人気No.1の集合セットで顧客満足度をアップ

北九州市戸畑区で誕生した資さんうどん1号店

 顧客満足度を高める工夫もなされている。例えばメニュー。元々資さんうどんは、うどんだけでなく丼やおでんなど100種以上のメニューがある。あまりにいろいろなものが食べられるため、北九州の常連の間では、「うどんを食べに行こう」ではなく「資ろう」「資らん?」といった動詞があるくらいだという。きっかけは1976年の創業時。八幡製鉄所の近隣には飲食店が少なく、製鉄所で働く常連客のために多様なメニューを用意したことから始まった。

しあわせセット

 今人気なのは、うどんの人気1位メニューの「肉ごぼう天うどん」と、丼の1位である「カツとじ丼」、そして名物のぼた餅を、すべてハーフサイズにして組み合わせた「しあわせセット」だ。そこから派生して、麺と丼を数種類から選択できる「選べるしあわせセット」も誕生。ほかにも、季節限定のフェア商品を用意するなど、バラエティを増やし続けている。

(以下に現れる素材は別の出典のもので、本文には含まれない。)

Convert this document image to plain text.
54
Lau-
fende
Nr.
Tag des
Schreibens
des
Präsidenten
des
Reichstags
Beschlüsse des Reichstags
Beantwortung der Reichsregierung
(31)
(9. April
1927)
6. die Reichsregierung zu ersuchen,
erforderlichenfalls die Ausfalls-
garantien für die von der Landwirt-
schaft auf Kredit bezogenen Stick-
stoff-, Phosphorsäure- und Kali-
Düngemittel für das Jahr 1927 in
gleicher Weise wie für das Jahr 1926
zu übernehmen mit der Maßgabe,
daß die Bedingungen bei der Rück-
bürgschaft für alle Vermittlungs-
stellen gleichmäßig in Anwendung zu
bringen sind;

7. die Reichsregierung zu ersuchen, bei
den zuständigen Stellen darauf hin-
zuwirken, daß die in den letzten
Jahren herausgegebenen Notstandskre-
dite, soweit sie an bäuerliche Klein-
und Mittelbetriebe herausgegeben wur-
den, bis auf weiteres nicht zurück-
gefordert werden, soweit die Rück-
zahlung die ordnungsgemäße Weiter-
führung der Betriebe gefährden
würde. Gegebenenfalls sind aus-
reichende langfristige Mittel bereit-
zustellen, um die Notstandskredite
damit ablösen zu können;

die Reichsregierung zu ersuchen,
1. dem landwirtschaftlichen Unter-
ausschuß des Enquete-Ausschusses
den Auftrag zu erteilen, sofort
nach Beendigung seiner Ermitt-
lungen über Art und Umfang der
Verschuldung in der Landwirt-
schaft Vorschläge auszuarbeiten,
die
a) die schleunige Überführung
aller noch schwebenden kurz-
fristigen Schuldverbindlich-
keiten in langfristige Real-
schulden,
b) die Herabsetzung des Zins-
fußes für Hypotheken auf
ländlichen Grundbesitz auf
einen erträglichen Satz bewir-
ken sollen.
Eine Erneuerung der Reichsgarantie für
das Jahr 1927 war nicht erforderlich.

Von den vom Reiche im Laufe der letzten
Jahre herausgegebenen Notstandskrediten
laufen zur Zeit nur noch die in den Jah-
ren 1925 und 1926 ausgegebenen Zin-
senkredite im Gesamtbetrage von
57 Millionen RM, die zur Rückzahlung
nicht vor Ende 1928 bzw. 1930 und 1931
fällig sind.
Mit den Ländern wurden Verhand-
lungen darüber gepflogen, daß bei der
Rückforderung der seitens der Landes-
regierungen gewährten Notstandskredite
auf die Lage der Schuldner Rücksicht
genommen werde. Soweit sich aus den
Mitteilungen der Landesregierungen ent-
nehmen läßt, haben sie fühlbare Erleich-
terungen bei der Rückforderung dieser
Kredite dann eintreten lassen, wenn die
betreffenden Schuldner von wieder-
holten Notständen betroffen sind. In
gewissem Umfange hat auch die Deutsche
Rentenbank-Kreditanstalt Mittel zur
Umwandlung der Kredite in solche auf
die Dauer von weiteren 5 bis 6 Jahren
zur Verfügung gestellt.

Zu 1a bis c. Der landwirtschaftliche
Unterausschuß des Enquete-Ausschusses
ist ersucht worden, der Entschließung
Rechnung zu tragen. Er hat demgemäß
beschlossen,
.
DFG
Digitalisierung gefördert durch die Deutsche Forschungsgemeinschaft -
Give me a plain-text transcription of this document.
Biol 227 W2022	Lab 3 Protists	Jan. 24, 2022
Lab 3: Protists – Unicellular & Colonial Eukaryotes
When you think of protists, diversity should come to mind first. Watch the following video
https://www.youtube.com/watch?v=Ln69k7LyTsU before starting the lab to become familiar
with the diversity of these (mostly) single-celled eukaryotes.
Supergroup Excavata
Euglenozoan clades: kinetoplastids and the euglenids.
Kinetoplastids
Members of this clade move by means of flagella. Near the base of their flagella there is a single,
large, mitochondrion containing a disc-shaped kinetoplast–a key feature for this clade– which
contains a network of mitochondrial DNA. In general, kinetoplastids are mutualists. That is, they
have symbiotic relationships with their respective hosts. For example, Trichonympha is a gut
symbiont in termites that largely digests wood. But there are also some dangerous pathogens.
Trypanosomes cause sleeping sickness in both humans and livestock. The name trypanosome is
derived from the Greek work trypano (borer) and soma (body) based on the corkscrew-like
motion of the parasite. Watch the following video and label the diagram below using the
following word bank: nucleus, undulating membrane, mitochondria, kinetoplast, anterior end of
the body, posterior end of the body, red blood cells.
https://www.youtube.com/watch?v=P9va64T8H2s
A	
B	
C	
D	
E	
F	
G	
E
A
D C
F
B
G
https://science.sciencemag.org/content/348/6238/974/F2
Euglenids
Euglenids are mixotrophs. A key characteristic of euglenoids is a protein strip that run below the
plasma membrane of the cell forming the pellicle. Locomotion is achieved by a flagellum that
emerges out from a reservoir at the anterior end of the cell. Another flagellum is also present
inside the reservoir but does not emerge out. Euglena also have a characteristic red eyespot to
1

 これらはすべて客の声から生まれたもの。直接店舗に寄せられる声や、GoogleマップやSNSへの書き込みなどをつぶさに見ながら対応している。

「温かいサービスのある感じのいい店」を守る

佐藤崇史社長

 拡大を続けてきた資さんうどん。今後は、既存地域でそうであったように、関西、関東の地盤を固め、一店一店を「地域一番店」に育てていくことを重視している。あくまで目指すのは、経営理念「幸せを一杯に。」に基づき、一人ひとりの顧客満足を積み重ねることだ。そして「一人でも多くの方に資さんの味をお届けできるよう、伝統を守りながら進化を止めることはしない」と佐藤氏。

 その最大の課題となるのは人。採用と教育だ。自動案内機の導入など省人化を進めながらも、資さんが選ばれる理由の1つ「温かいサービスのある感じのいい店」を試行錯誤しながら守りたい、と佐藤氏。そのためには、味とサービスのクオリティ維持、そしてクリーンネスや挨拶など、凡事徹底が不可欠だ。対策として、まずはエリア長、ブロック長、そして店長と、マネジメント人材の教育に注力している。

「世の中が大きく変化していくなかで、お客さまに認め続けていただく店を支えるのは人だ。飲食業界は人材育成産業。人が育っていく会社にならなければ生き残っていけない。中長期的な課題として取り組んでいきたい」と真摯に語った。